After the second shot I went through a really muddy spot to a low area with water and dams in it. This was a tricky spot to figure out the correct station - line of site was hard because of elevation changes and obstacles. I didn't want to get wet yet so I made my way around and figured it out. Then I ended up looking at a big pool of water. The next station would require going into this low air space water filled spot and it has been raining every afternoon. The "Katrina Hole" was somewhere ahead and water from the main cave would be dripping out of it. Then Tom says he doesn't remember these pools. He doesn't remember water being here. I make a decision to skip this until another time. We have had some exciting times in the "Hell System" and I wanted to save it for a drier time.

We start heading out and I see some "fossils" that turn out to be parts of a plastic cup embedded in the cave walls. I am pretty close to that 7 foot wall and can see the entrance. Then we start to feel a weird vibration and start hearing a strange rumbling and I hear a loud yell - "RUN!" I get out and all of a sudden Jeff and Tom are right next to me (last I saw of Jeff was when I grabbed the rope when he handed it down from the wall). Tom hadn't even made it to the wall yet but here he was. He was so fast I think he left his hip behind!




So what happened? More importantly what DIDN'T happen was we didn't get in the way of a wall of roaring water coming out of the cave. Tom heard the rumbling and felt the vibrations and, having been in a situation that felt like this before, thought the cave was filling with water and that we had to run like deer in front of headlights to get out fast. Luckily it was only THUNDER, but you don't know what it is when you are in there.I am still very glad I did not go further into the cave since all the remnants of garbage in the walls and ceiling are proof that a real scenario could be water gushing out the entrance. We KNOW there is a lot of water in the system - Hog Hell, Ponor 3 and Ponor 2 have waterfalls and swimming parts and very large passage that go on for hours. I don't want to be in a cave and have water not be there one moment and be gushing out holes in the ceiling and walls the next.  No thanks. So we make it out and then walk back trying to stay out of the stream bed which the neighbors have said rises very quickly.

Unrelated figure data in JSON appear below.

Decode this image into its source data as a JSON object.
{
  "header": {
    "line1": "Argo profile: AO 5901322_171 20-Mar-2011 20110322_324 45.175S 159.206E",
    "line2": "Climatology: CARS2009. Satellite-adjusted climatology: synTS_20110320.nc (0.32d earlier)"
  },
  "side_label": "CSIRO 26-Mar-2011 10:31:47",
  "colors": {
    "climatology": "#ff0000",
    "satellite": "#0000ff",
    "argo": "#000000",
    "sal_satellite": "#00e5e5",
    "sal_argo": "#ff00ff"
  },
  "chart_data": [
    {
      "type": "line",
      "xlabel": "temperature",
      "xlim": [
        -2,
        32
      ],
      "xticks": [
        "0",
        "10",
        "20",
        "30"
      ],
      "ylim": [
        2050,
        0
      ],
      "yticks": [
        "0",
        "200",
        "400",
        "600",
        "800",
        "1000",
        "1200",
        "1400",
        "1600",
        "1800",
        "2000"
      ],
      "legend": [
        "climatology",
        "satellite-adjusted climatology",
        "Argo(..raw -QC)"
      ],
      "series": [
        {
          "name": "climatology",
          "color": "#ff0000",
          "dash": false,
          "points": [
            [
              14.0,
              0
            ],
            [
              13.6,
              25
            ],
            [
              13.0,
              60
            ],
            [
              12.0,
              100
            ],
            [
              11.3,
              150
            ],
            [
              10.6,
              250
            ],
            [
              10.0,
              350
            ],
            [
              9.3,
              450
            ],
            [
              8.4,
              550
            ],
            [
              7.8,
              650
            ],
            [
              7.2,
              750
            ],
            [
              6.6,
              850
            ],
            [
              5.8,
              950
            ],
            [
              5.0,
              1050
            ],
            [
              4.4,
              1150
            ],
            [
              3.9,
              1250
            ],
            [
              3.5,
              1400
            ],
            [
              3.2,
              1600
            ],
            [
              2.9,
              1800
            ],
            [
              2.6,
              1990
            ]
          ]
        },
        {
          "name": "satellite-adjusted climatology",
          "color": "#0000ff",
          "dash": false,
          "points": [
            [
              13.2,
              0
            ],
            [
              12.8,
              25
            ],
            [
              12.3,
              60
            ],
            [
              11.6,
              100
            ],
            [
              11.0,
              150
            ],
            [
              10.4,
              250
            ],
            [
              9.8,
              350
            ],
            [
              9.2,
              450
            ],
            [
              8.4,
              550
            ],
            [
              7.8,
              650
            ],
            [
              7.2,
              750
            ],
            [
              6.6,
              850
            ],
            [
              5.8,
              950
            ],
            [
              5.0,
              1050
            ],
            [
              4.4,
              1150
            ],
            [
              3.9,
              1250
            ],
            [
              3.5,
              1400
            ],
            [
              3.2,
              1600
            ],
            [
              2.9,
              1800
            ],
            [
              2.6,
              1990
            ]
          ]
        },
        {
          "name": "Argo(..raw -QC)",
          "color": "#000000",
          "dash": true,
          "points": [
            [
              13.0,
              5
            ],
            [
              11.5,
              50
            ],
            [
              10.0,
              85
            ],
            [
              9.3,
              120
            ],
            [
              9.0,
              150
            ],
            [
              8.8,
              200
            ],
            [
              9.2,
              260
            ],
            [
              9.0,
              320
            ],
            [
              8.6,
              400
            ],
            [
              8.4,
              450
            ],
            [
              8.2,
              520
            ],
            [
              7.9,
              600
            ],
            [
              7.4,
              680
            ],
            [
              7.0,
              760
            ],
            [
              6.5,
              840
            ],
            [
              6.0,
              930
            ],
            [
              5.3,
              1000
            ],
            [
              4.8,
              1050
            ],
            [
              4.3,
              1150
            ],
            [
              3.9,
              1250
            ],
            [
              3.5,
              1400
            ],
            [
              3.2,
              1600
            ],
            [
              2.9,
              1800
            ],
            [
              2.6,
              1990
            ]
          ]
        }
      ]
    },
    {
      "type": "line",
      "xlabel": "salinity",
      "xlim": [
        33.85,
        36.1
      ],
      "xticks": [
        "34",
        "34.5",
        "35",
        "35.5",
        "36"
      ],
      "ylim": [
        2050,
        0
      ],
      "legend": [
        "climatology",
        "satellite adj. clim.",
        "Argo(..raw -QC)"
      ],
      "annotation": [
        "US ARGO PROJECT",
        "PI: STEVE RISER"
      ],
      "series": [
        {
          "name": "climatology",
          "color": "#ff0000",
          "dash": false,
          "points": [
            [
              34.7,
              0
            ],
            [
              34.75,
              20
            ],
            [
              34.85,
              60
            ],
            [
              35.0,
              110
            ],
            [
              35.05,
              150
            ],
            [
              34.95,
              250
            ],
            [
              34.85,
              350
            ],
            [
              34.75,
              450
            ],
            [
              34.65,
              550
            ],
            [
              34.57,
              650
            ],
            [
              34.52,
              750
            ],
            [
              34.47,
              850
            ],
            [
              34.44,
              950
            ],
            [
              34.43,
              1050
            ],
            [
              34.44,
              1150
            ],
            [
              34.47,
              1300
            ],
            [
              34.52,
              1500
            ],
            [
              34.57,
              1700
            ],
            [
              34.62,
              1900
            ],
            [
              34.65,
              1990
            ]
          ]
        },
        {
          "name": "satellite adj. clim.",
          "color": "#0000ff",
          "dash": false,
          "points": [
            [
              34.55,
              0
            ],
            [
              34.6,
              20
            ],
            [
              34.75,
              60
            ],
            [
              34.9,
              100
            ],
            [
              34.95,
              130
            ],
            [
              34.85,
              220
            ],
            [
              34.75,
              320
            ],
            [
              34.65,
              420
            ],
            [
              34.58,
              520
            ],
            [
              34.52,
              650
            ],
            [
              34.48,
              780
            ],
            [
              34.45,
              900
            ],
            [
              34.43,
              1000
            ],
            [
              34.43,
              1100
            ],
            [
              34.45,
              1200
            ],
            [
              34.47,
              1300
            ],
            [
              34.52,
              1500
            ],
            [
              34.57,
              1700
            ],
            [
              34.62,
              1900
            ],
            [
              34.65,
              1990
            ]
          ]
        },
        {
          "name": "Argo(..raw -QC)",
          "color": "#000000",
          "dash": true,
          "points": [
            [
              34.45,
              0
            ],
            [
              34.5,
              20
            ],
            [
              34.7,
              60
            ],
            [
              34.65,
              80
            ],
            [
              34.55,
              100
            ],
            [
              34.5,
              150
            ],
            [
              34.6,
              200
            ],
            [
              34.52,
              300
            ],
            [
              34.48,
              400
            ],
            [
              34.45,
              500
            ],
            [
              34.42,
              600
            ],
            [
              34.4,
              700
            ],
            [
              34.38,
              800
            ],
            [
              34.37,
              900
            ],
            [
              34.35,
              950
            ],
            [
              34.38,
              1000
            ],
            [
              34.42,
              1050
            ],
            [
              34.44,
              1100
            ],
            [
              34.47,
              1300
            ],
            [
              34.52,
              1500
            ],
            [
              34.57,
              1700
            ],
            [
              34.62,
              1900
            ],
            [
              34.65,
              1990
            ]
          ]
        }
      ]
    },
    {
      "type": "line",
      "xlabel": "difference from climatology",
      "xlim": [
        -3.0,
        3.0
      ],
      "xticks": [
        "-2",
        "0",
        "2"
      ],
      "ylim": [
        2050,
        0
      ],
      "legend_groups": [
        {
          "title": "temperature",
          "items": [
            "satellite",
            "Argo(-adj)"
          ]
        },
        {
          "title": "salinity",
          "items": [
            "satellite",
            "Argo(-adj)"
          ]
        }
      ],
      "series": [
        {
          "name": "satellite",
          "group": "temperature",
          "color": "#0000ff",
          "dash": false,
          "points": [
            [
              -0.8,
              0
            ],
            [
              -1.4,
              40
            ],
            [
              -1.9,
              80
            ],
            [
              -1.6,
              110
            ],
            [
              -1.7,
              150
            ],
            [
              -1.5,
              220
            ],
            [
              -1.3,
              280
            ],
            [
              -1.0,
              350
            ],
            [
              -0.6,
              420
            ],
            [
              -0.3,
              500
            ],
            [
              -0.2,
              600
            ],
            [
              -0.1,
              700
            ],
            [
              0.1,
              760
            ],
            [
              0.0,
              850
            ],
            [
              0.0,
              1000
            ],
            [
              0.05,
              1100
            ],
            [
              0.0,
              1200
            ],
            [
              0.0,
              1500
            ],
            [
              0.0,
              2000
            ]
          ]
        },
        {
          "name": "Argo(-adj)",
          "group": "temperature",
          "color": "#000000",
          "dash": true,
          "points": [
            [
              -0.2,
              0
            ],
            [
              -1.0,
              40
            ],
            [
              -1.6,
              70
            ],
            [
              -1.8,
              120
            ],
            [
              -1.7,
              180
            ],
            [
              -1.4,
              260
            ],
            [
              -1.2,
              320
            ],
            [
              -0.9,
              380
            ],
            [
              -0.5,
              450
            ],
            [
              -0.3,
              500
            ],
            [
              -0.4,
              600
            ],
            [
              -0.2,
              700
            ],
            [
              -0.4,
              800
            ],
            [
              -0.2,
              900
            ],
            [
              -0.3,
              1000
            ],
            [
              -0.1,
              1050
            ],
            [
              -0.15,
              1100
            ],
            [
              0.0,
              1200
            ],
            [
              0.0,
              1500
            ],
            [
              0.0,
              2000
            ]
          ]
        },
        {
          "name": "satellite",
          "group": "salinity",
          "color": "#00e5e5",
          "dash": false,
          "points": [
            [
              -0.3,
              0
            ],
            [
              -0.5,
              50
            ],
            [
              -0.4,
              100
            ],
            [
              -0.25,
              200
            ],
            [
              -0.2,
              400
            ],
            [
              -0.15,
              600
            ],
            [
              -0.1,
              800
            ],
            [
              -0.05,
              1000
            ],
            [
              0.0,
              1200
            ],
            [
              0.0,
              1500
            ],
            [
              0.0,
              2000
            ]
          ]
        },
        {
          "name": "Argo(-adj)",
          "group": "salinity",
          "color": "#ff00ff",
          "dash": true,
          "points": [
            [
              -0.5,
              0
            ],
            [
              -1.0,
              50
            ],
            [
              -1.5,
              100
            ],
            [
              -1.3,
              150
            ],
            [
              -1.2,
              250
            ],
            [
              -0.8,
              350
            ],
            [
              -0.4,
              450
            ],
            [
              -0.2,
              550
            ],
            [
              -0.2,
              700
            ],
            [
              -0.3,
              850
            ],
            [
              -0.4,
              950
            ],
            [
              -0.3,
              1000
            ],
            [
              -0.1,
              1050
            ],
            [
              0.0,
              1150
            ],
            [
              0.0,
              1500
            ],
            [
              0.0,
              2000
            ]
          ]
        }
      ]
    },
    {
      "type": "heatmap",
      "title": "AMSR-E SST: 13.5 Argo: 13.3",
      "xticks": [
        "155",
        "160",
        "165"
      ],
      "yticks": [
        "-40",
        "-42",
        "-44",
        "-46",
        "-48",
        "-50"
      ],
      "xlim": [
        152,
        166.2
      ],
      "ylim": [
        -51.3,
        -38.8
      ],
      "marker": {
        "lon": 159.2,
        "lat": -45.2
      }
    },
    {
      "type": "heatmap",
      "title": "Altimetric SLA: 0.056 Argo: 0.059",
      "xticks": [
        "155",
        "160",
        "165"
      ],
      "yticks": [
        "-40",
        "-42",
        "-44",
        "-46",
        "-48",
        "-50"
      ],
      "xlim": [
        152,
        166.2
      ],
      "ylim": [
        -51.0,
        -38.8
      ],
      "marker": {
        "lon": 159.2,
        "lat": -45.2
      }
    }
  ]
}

We are on to the next cave. We stop by a guys house who on a different adventure gave us a ride back to our cars when we came out of a cave not near where we went in. This new cave was behind his house and we would enter it around the other side of the magote. Again, the warning of water gushing out cave entrances. We walk for a while and pass by this pipe and bucket with screen on it - someone's water supply. I wonder how they can throw garbage in the river and then think their water will be clean. Where do they think it goes? This cave was also a show cave that has been left to rot. There were rotten/scary stairs in it but the cave itself really would have been a great show cave if there had been some vision and maintenance.


The cave was pretty large with some nice formations and some little interesting spots. It would have been a good show cave for the more physically able. We climbed around and there was a nice bat population. Then we arrived at the other side of the magote, could look out at the guys land and could, with some rope, exit there if we felt like climbing. Instead we went back through since it always looks different from another direction and exited to the sound of dove hunters blasting off shotguns. We made it to the cars as it started to rain and got home at a reasonable hour. All in all a good day and very nice to see Tom out and about, even though his super-powers are knocked down a notch for now. We can keep up!